本文章由计算机程序翻译，如有差异，请以英文原文为准。

求助全文

约1分钟内获得全文求助全文

来源期刊

Computerized Medical Imaging and Graphics 医学-核医学

CiteScore

10.70

自引率

3.50%

发文量

审稿时长

26 days

期刊介绍： The purpose of the journal Computerized Medical Imaging and Graphics is to act as a source for the exchange of research results concerning algorithmic advances, development, and application of digital imaging in disease detection, diagnosis, intervention, prevention, precision medicine, and population health.
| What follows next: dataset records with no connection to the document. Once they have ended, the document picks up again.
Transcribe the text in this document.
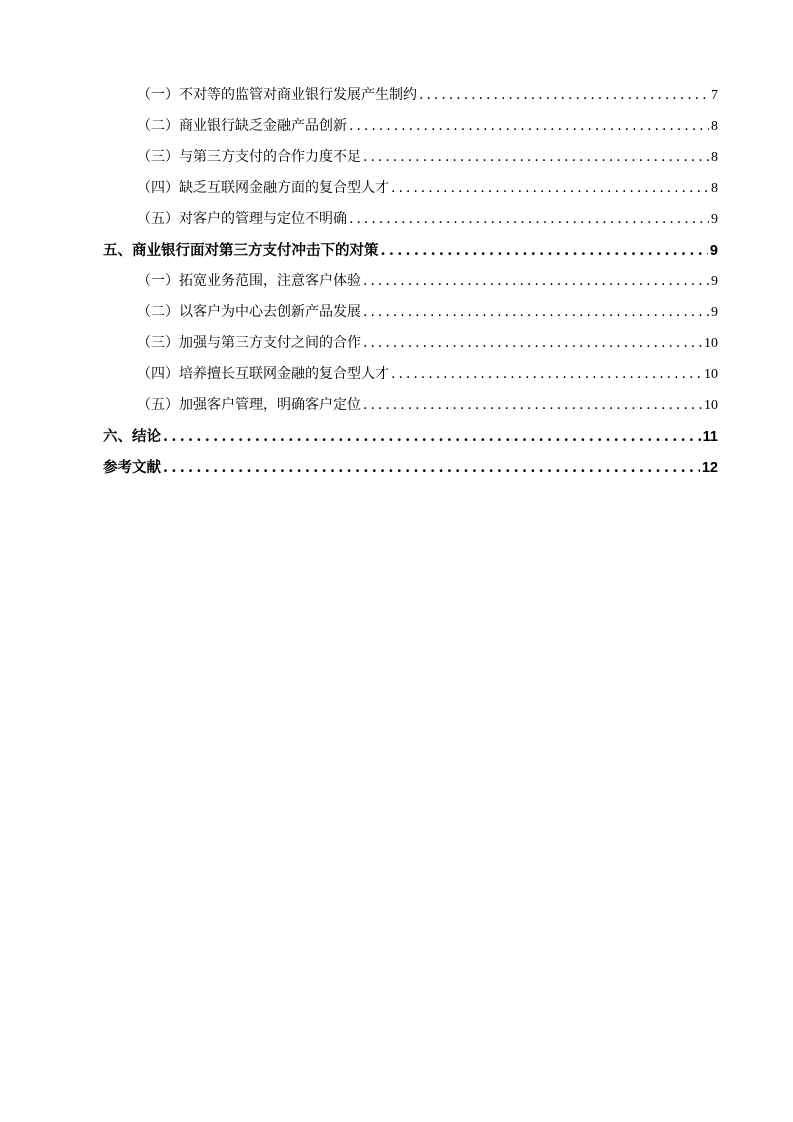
（一）不对等的监管对商业银行发展产生制约 .....	7
（二）商业银行缺乏金融产品创新 .....	8
（三）与第三方支付的合作力度不足 .....	8
（四）缺乏互联网金融方面的复合型人才 .....	8
（五）对客户的管理与定位不明确 .....	9
五、商业银行面对第三方支付冲击下的对策 .....	9
（一）拓宽业务范围，注意客户体验 .....	9
（二）以客户为中心去创新产品发展 .....	9
（三）加强与第三方支付之间的合作 .....	10
（四）培养擅长互联网金融的复合型人才 .....	10
（五）加强客户管理，明确客户定位 .....	10
六、结论 .....	11
参考文献 .....	12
Included in the journal will be articles on novel computerized imaging or visualization techniques, including artificial intelligence and machine learning, augmented reality for surgical planning and guidance, big biomedical data visualization, computer-aided diagnosis, computerized-robotic surgery, image-guided therapy, imaging scanning and reconstruction, mobile and tele-imaging, radiomics, and imaging integration and modeling with other information relevant to digital health. The types of biomedical imaging include: magnetic resonance, computed tomography, ultrasound, nuclear medicine, X-ray, microwave, optical and multi-photon microscopy, video and sensory imaging, and the convergence of biomedical images with other non-imaging datasets.